Пома де Айяла приводит внушительный список на­казаний, иллюстрируя их набросками рисунков. Для зна­ти применялось отсечение головы, пожизненное за­ключение, лишение всех средств, обрезание волос и об­щественное порицание. Для простого народа смертная казнь была обычным делом. Виновного вешали или забивали камнями. В случае особо опасных преступлений тело преступника сжигали. Затем следовало наказание: ссылка на плантации коки в тропические районы, удары палкой по пяткам, что зачастую заканчивалось смертью.

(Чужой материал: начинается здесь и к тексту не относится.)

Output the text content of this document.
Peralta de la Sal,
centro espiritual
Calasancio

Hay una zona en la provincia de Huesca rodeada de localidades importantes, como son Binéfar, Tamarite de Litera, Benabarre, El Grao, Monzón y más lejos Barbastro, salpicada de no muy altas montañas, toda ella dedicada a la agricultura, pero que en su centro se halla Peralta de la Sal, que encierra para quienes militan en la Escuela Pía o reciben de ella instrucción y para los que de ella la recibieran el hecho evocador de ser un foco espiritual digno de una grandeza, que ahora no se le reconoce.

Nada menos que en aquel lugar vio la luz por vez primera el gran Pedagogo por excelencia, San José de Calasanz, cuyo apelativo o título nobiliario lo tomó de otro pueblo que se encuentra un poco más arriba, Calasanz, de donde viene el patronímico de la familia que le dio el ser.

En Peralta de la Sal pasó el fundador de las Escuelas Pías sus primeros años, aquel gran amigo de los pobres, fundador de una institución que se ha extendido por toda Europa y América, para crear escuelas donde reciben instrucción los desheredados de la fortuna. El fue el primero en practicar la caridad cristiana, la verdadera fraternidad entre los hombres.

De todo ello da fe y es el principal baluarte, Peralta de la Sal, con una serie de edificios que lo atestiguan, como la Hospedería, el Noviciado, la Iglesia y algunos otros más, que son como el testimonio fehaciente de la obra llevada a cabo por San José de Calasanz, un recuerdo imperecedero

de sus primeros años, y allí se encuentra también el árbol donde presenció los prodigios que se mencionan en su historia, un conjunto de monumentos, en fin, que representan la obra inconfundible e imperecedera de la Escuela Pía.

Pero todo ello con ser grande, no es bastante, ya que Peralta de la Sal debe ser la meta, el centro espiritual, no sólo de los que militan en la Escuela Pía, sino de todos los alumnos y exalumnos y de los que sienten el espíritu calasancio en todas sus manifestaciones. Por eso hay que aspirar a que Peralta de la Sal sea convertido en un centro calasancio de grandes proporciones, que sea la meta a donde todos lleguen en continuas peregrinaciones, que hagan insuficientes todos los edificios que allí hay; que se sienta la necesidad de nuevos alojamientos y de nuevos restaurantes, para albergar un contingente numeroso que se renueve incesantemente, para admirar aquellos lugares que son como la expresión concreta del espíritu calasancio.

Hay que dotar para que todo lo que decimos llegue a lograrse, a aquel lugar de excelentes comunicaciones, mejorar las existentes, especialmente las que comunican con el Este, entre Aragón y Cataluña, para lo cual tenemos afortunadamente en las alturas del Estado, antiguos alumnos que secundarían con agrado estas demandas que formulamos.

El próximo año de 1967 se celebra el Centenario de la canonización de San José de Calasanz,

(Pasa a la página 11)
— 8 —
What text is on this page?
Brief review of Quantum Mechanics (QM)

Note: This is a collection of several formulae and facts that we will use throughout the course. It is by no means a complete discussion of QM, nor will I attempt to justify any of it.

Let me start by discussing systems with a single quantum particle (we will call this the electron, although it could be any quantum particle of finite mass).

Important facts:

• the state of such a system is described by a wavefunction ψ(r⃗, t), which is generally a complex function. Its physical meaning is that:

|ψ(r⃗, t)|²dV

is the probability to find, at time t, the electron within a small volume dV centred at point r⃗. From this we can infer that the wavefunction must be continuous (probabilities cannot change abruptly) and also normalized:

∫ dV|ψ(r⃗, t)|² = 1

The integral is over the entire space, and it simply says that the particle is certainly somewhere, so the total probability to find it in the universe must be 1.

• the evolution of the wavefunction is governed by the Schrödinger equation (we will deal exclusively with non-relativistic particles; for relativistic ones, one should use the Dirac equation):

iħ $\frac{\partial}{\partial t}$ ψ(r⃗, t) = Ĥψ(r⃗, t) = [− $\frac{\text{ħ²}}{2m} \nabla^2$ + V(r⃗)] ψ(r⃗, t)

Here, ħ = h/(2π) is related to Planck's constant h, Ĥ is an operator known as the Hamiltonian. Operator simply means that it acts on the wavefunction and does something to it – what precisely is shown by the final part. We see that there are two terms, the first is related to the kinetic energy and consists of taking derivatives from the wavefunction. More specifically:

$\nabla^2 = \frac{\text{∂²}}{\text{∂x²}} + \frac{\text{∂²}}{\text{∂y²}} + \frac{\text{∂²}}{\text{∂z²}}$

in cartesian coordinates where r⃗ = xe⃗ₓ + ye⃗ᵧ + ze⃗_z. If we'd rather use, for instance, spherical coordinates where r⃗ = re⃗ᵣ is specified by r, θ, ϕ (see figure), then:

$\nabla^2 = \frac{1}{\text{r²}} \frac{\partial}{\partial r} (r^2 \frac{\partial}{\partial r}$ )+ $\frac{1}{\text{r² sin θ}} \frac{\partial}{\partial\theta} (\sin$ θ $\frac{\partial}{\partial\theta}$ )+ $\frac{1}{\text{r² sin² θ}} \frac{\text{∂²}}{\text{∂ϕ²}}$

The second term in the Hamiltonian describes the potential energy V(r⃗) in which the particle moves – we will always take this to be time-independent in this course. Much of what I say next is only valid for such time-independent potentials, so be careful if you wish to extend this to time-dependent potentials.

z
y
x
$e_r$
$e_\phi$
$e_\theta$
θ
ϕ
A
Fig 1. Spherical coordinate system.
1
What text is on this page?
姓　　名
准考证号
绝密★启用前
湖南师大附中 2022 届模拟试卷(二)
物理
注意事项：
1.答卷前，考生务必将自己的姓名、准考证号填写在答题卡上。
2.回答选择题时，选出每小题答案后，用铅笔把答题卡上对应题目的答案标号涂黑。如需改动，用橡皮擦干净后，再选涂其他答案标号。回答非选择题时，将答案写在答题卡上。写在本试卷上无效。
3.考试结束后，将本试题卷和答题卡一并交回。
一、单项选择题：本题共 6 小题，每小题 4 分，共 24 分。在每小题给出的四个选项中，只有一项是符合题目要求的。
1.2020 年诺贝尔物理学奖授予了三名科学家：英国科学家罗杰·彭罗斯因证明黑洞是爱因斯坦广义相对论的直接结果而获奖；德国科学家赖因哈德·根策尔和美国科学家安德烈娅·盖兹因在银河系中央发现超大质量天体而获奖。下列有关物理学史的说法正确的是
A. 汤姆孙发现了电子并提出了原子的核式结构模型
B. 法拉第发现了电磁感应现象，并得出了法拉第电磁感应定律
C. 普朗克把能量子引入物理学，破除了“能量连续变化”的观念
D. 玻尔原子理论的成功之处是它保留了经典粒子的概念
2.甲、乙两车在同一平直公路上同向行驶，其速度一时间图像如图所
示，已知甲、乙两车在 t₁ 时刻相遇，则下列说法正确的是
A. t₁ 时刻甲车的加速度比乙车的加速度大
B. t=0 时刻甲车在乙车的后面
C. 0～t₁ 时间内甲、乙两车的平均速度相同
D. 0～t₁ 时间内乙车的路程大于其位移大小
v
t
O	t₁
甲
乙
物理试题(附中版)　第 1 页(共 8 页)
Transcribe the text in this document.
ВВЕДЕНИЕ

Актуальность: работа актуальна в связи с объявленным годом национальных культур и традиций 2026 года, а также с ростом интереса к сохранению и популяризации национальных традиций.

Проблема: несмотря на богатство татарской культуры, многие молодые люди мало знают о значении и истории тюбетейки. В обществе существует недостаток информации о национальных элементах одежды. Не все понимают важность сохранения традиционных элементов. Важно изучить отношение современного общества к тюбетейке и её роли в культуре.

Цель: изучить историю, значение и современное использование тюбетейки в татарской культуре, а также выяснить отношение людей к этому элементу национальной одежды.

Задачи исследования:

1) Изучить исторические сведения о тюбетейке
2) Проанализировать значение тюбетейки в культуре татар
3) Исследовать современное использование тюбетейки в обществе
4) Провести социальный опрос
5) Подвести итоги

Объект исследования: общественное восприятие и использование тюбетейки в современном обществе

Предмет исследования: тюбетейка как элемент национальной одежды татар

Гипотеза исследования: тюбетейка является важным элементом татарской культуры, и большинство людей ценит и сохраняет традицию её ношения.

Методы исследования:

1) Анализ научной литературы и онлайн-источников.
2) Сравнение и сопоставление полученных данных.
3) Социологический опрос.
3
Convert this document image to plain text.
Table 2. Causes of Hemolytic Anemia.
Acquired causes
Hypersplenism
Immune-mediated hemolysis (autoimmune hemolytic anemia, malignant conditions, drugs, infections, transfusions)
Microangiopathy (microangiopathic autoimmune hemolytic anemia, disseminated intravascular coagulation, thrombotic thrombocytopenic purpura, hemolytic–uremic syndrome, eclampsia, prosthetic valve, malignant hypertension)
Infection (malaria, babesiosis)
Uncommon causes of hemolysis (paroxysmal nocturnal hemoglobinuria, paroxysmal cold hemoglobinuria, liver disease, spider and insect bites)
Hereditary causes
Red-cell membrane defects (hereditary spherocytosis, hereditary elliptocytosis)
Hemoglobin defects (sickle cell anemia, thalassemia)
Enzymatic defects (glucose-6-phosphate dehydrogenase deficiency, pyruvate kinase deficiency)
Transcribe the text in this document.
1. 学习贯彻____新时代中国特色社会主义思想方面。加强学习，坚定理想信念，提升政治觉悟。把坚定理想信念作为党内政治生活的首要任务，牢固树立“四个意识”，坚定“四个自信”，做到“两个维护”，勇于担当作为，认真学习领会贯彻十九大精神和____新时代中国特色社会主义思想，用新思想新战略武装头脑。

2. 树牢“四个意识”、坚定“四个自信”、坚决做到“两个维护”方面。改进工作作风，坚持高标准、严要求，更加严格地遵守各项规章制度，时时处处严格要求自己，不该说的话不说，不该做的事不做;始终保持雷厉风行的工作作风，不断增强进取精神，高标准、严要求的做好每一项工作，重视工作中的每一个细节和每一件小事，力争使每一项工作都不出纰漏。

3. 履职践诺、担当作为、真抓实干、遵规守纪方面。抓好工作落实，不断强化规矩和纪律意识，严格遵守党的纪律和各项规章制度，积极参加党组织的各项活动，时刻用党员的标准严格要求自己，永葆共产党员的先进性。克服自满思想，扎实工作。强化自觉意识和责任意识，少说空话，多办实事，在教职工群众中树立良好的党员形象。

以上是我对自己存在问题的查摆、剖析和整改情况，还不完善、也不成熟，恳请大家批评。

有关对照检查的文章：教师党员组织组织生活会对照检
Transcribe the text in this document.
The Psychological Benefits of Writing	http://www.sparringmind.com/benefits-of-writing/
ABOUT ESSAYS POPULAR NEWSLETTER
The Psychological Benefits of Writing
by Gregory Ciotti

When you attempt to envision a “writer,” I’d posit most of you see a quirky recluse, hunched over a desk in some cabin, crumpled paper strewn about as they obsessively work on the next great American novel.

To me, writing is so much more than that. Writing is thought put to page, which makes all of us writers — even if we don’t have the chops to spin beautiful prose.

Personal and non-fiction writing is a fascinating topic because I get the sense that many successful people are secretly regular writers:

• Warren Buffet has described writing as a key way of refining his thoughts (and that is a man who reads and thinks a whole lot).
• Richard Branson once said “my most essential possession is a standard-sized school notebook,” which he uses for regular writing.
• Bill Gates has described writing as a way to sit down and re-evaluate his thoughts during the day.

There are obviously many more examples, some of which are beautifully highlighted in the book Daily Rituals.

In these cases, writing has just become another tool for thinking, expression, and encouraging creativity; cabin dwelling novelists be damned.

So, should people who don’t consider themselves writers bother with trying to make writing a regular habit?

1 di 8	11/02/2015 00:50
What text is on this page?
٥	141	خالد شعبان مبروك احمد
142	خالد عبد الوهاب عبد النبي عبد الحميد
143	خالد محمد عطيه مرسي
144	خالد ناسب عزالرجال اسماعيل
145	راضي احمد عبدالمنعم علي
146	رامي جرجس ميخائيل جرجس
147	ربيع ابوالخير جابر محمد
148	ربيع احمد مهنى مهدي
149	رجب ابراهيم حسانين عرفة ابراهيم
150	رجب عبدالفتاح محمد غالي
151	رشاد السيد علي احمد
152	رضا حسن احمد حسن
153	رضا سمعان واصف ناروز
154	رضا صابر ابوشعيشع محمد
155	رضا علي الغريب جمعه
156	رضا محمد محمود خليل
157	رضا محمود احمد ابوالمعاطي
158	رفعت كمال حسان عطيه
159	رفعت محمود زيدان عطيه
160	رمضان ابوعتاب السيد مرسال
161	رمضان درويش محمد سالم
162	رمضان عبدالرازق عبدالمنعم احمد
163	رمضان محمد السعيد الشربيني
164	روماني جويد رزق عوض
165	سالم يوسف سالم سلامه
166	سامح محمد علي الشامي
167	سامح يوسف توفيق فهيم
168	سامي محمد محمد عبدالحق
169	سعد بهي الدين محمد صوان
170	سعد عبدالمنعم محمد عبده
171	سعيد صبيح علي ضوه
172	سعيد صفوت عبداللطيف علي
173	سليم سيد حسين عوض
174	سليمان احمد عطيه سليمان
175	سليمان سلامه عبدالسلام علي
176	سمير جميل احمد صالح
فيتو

Пома де Айяла рассказывает нам о двух предателях, которых палачи забросали камнями, о двух любовни­цах, повешенных на суке дерева, о целой семье коварных прорицателей, забитых дубинками до смерти, о преступнике, замурованном в темной пещере, кишащей змеями, улитками и другими отвратительными тварями.

Каждый индеец знал, что ему грозит, если он не будет соблюдать все законы и правила. Наказывали не только за преступления против личности и частной собственности. За преступления, совершенные против государственной собственности, карали еще жестче. Если кто-нибудь ук­рал маис с поля, принадлежащего Инке, срубил растущее у дороги фруктовое дерево или уничтожил мост, его при­говаривали к смертной казни.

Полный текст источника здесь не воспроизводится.